I watched the girl put her forehead down onto the open pages of the book. Though I tried to move away quietly, she looked up at the sound of my footfall, and we made eye contact. I raised my index finger to my lips. Shssss.
She rolled her eyes at me-whatever-and went back to her homework.
Finally, I stepped up to the door of Andres’s and looked first to the spot where Billy and I had seen the pit bull in the light of day. There appeared to be nothing there, though I was half-expecting a glowing pair of evil eyes. Taking one more glance behind me, I rapped on the door. It opened slowly, making that gum rubber sound of a seal being pried.

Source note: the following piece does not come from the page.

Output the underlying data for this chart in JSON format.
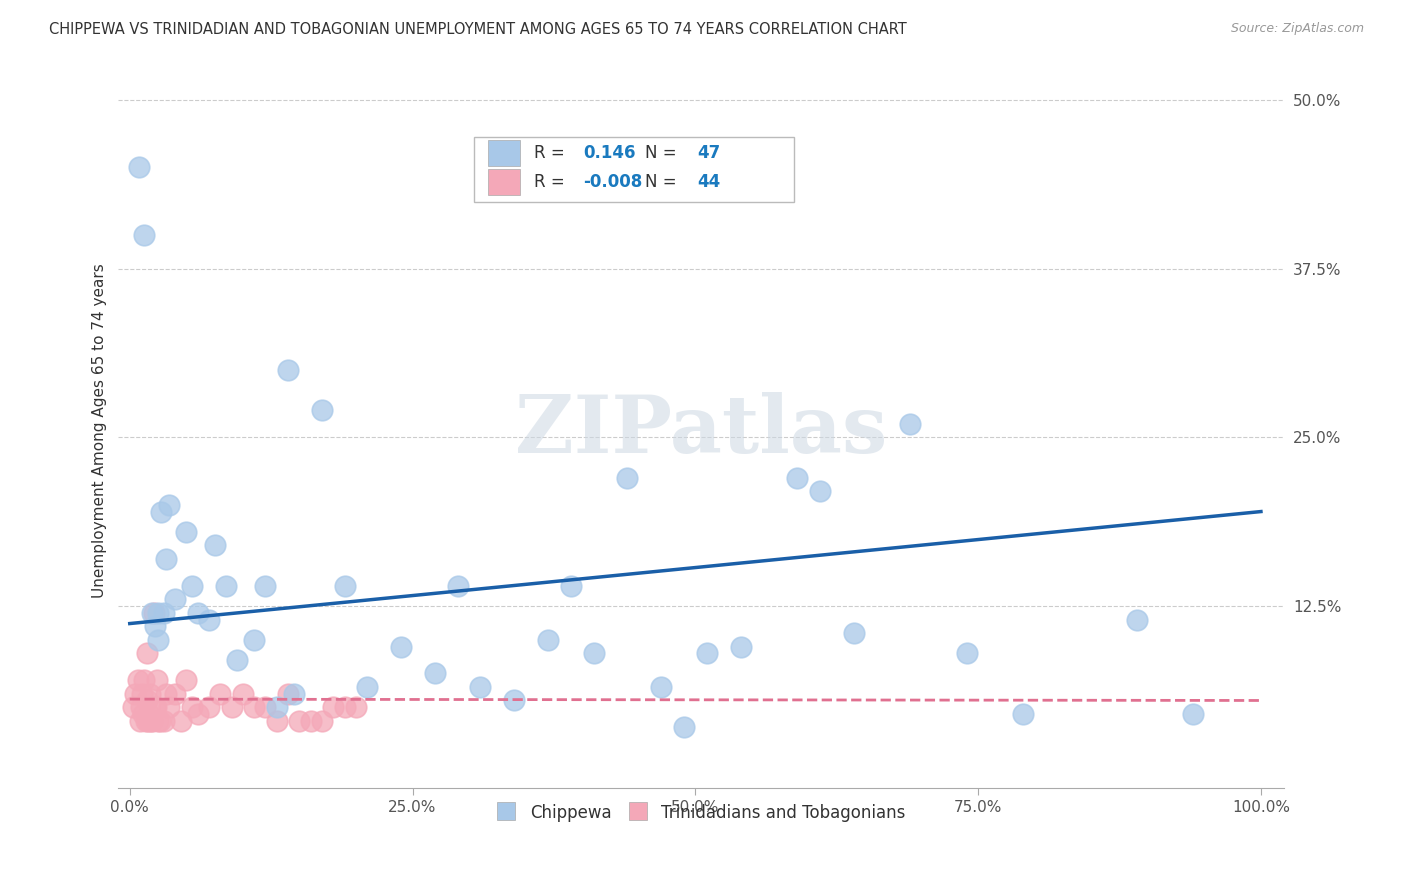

When I stepped into the light, I was greeted by the black-eyed barrel of an over-under shotgun. At the other end was the scrunched face of a blonde woman, her eyes narrowed to slits, her forehead furrowed beyond her age.
“Who the fuck are you?”
While my hands were shoulder-high, palms facing outward, I explained who I was, and that I did not deserve to die on the rusted iron steps of a faded Florida house trailer. The woman, small-boned and too defiant for her size, finally backed up, but did not put the shotgun down. When I stepped up into the entry, the smell of onion-fried liver hit my nose, which might have been pleasant under other circumstances, but in the claustrophobic space- already ripe with a scent of its own-I felt my stomach twinge.
The teenage kid was still on the couch as if he hadn’t moved since the last time I was here. He cut his eyes to me for only long enough to assure his boredom, and then went back to the television screen running the same Grand Theft Auto game he’d been on before. He was about the same age as the girl out in the dark working on her studies. The juxtaposition made me feel sorry for him.
“Andres,” the woman screeched down the hall. “Your boy is here.”
Your boy?
Andres came out wearing a strap T-shirt that used to pass as white and the floppy blue scrub pants I presumed he wore at work.